A Mailer's Take on the State of Catalog Mailings, Part 1
Historically, catalogers have relied heavily on printers and consultants to keep them abreast of postal matters. There have been, and will continue to be, plenty of exceptions, of course. One such exception is Allen Abbott, EVP/COO at Paul Fredrick MenStyle, a Fleetwood, Pa.-based marketer of men’s apparel. An active backer and member of the upstart American Catalog Mailers Association, Allen gives one mailer’s view of where the U.S. Postal Service is headed and how catalog mailers fit into the picture. Here's part 1 of that interview; part 2 will appear in our May 5 edition. —Paul Miller
Catalog Success: How has postal rate making changed since the implementation of the 2006 postal reform legislation?
Allen Abbott: Prior to the Postal Accountability and Enhancement Act (PAEA), postal rate making was a lengthy litigation process, presided over by the [former] Postal Rate Commission. Rate decisions were made based on cost attribution arguments, with the overriding legal consideration that the Postal Service was mandated to run its operation on a break-even basis.
Under the new law, the USPS has been given much broader latitude to price products and services on a market basis.
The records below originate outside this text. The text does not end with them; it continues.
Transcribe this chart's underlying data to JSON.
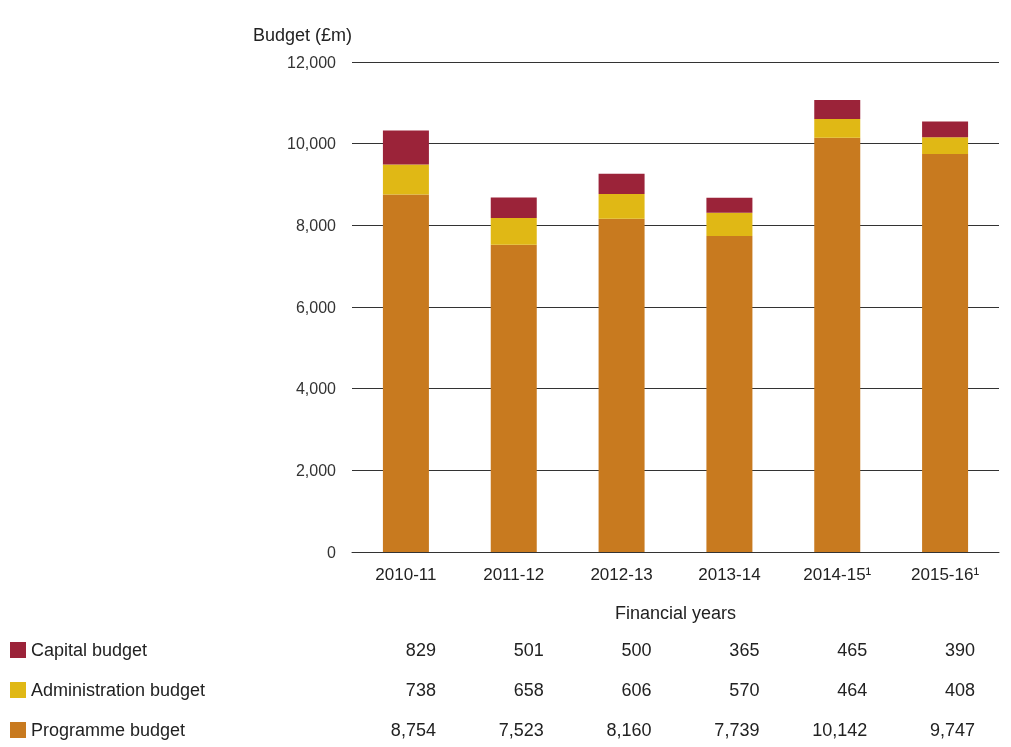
{
  "chart_data": {
    "type": "bar",
    "stacked": true,
    "xlabel": "Financial years",
    "ylabel": "Budget (£m)",
    "categories": [
      "2010-11",
      "2011-12",
      "2012-13",
      "2013-14",
      "2014-15¹",
      "2015-16¹"
    ],
    "series": [
      {
        "name": "Programme budget",
        "color": "#c87a1f",
        "values": [
          8754,
          7523,
          8160,
          7739,
          10142,
          9747
        ],
        "value_labels": [
          "8,754",
          "7,523",
          "8,160",
          "7,739",
          "10,142",
          "9,747"
        ]
      },
      {
        "name": "Administration budget",
        "color": "#e0b815",
        "values": [
          738,
          658,
          606,
          570,
          464,
          408
        ],
        "value_labels": [
          "738",
          "658",
          "606",
          "570",
          "464",
          "408"
        ]
      },
      {
        "name": "Capital budget",
        "color": "#9b2339",
        "values": [
          829,
          501,
          500,
          365,
          465,
          390
        ],
        "value_labels": [
          "829",
          "501",
          "500",
          "365",
          "465",
          "390"
        ]
      }
    ],
    "ylim": [
      0,
      12000
    ],
    "yticks": [
      0,
      {
        "value": 2000,
        "label": "2,000"
      },
      {
        "value": 4000,
        "label": "4,000"
      },
      {
        "value": 6000,
        "label": "6,000"
      },
      {
        "value": 8000,
        "label": "8,000"
      },
      {
        "value": 10000,
        "label": "10,000"
      },
      {
        "value": 12000,
        "label": "12,000"
      }
    ],
    "grid": "y",
    "legend": "bottom left"
  }
}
The time frame for rate making decisions has been dramatically reduced.
CS: What's the current role of the Postal Regulatory Commission?
AA: The Postal Rate Commission was renamed the Postal Regulatory Commission (PRC) in the PAEA, and the agency’s role has changed from active rate setting to more of an oversight role with much broader powers. The commission does still play a major role in the “rate adjustment” process, however.
The PRC reviews all rates proposed by the USPS to make certain that one, price increases for entire classes of mail don't exceed the legal cap based on the consumer price index (CPI), and two, that other stipulations of PAEA are being met. All subclasses of mail, for example, must pay rates that at least cover their attributable costs.